Albert Schweitzer, looking right at all of us and pointing to the woman, said simply, “No one should ever have to carry a burden like that alone.”
Schweitzer obviously understood compassion. As a leader he decided to care for someone else, to fully understand the woman’s burden and seek to relieve it. In doing this he was supporting ideas taught by a compassionate Jesus who urged his followers to care for those who were hungry, sick, unclothed, in prison, and burdened with other problems—“Whatever you did for one of the least of these…you did for me.”
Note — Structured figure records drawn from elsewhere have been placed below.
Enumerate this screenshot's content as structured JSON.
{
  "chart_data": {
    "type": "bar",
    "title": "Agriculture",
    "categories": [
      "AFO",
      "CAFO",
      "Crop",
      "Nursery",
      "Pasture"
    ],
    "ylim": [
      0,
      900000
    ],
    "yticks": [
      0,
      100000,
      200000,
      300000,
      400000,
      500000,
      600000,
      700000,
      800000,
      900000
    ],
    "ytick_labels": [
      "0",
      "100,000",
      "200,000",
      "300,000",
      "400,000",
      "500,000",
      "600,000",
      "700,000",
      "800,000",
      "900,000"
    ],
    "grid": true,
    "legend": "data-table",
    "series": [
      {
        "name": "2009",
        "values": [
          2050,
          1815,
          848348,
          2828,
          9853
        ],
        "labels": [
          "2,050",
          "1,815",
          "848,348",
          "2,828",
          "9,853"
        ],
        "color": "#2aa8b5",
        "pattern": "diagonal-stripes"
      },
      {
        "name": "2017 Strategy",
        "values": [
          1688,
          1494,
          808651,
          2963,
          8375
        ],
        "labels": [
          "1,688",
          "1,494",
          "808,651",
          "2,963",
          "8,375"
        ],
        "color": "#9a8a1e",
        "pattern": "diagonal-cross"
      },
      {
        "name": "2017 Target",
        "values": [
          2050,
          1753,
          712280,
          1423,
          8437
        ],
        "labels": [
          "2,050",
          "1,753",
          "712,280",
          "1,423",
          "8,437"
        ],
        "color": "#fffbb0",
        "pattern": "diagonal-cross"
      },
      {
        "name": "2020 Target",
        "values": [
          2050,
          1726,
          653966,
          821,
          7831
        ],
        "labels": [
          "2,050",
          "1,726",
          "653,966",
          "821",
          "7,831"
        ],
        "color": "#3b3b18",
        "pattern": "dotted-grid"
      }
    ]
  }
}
Compassion, as we define it here, involves two primary ideas: First is the ability to see people from their perspective, their level of interest, and their need. Coupled with that other-focused vision, though, is the deep internal craving to help them gain their full potential.
J. Oswald Sanders wrote,
The true leader regards the welfare of others rather than his own comfort and prestige as of primary concern. He manifests sympathy and concern for those under him in their problems, difficulties, and cares, but it is a sympathy that fortifies and stimulates, not that softens and weakens.
Compassion is a strong character quality that seeks to both understand people and motivate them to great personal and professional achievement. Compassion should not be confused with weak sentimentality. Instead, compassion involves caring strength, a selfless desire, and energy that elevates others to first place in all human affairs.